David Kirkdorffer wrote:
> But getting touch screen computer applications would be better.   I 
> when the dual-core 64-bit machines will be the platform on which we see
> these developments start to become mainstream.

Touch screens in various forms have been around for over thirty years,
one of the earliest relatively mainstream touch screen was the plasma
panel of the Plato educational terminal in the mid seventies.  It
doesn't take a lot of computer power to interface with a touch panel,
so 64-bit dual core machines aren't going to affect their adoption.
I expect them to become more popular in the future, but more because
of changing tastes and application support, not CPU power.

There are two related reasons touch panels haven't become mainstream:

1) they are expensive compared to keyboard/mouse technology
2) they are not as ergonomic for most users compared to a keyboard/mouse

Think about how you use a computer today.  You are sitting with your
forearms resting on a surface with your hands draped over a keyboard
and mouse, there is a monitor at around shoulder level.  Now imagine
you have no mouse and instead your monitor is a touch panel.  To do
any of the things you currently do with a mouse, you have to raise
your arm into the air and hold it there.  Unless you exercise more
than I do, this gets tiring very quickly.  A finger is also a lot less
accurate than a mouse cursor.  "Light pens" which have been around for
decades can help the accuracy problem, but they don't solve the
fatigue problem.

So, how about a mouse alternative that is a touch panel that lays flat
on your desk.  Things like this have been around for many years, but
they are expensive compared to the $5 a simple mouse costs and they
take up more space on your desk.  You can pick up a mouse and make it
work just about anywhere you have a few square inches of space, but an
8x10 inch panel always requires that much space.

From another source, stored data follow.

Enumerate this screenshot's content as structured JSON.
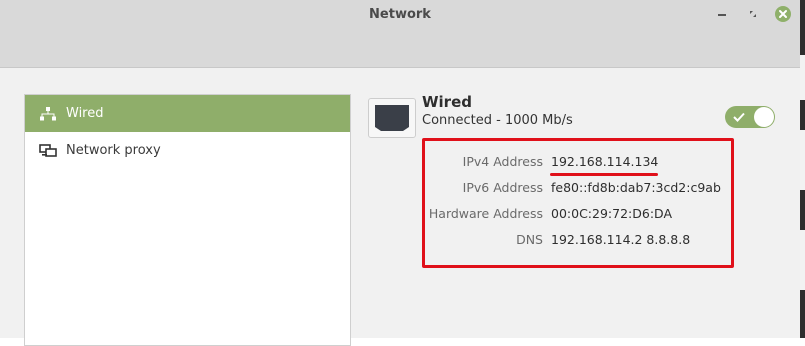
{
  "window": {
    "title": "Network"
  },
  "sidebar": {
    "items": [
      {
        "label": "Wired",
        "icon": "wired-network-icon",
        "active": true
      },
      {
        "label": "Network proxy",
        "icon": "network-proxy-icon",
        "active": false
      }
    ]
  },
  "wired": {
    "title": "Wired",
    "status": "Connected - 1000 Mb/s",
    "enabled": true,
    "details": [
      {
        "label": "IPv4 Address",
        "value": "192.168.114.134"
      },
      {
        "label": "IPv6 Address",
        "value": "fe80::fd8b:dab7:3cd2:c9ab"
      },
      {
        "label": "Hardware Address",
        "value": "00:0C:29:72:D6:DA"
      },
      {
        "label": "DNS",
        "value": "192.168.114.2 8.8.8.8"
      }
    ]
  },
  "colors": {
    "accent": "#8fae6a",
    "highlight": "#e0101a"
  }
}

The next thing that sounds cool is to eliminate the keyboard and
instead have a rectangular panel upon which we can project different
"buttons".  We could project something that looks like a traditional
keyboard but you're tapping on the glass instead of pressing
mechanical keys, just like they do in Star Trek.  The problem is that
most people need the tactile feedback they get from a keyboard
in order to type accurately.  Think about not having those little
concave key surfaces to help guide your fingers.  Trust me, it
is very hard to type quickly and accurately without them.

It is quite possible we could adapt to life without mechanical keys,
but such evolutionary shifts take a long time and have nothing to do
with technology.  We would all be better off using Dvorak keyboards or
at least those funky split keyboards but very few people do.

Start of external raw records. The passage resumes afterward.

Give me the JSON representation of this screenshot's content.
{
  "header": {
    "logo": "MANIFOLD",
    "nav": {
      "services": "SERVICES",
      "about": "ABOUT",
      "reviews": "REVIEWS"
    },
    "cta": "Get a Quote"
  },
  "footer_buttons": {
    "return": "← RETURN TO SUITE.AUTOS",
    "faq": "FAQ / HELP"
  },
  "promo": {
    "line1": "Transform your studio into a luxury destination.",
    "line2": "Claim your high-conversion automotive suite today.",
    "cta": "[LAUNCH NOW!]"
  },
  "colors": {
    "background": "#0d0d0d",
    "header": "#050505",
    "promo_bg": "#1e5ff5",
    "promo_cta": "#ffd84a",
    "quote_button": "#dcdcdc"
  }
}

Until enough people are comfortable with a touch panel as a keyboard
replacement, the cost won't come down.  Until the cost comes down, few
people will even attempt to become comfortable with them.  Another
chicken and egg problem.

Touch panels certainly have many uses, and I absolutely lust after
the Lemur.  But until the cost comes down due to some "killer app"
that makes everybody want one, they are not going to be mainstream for
a very long time.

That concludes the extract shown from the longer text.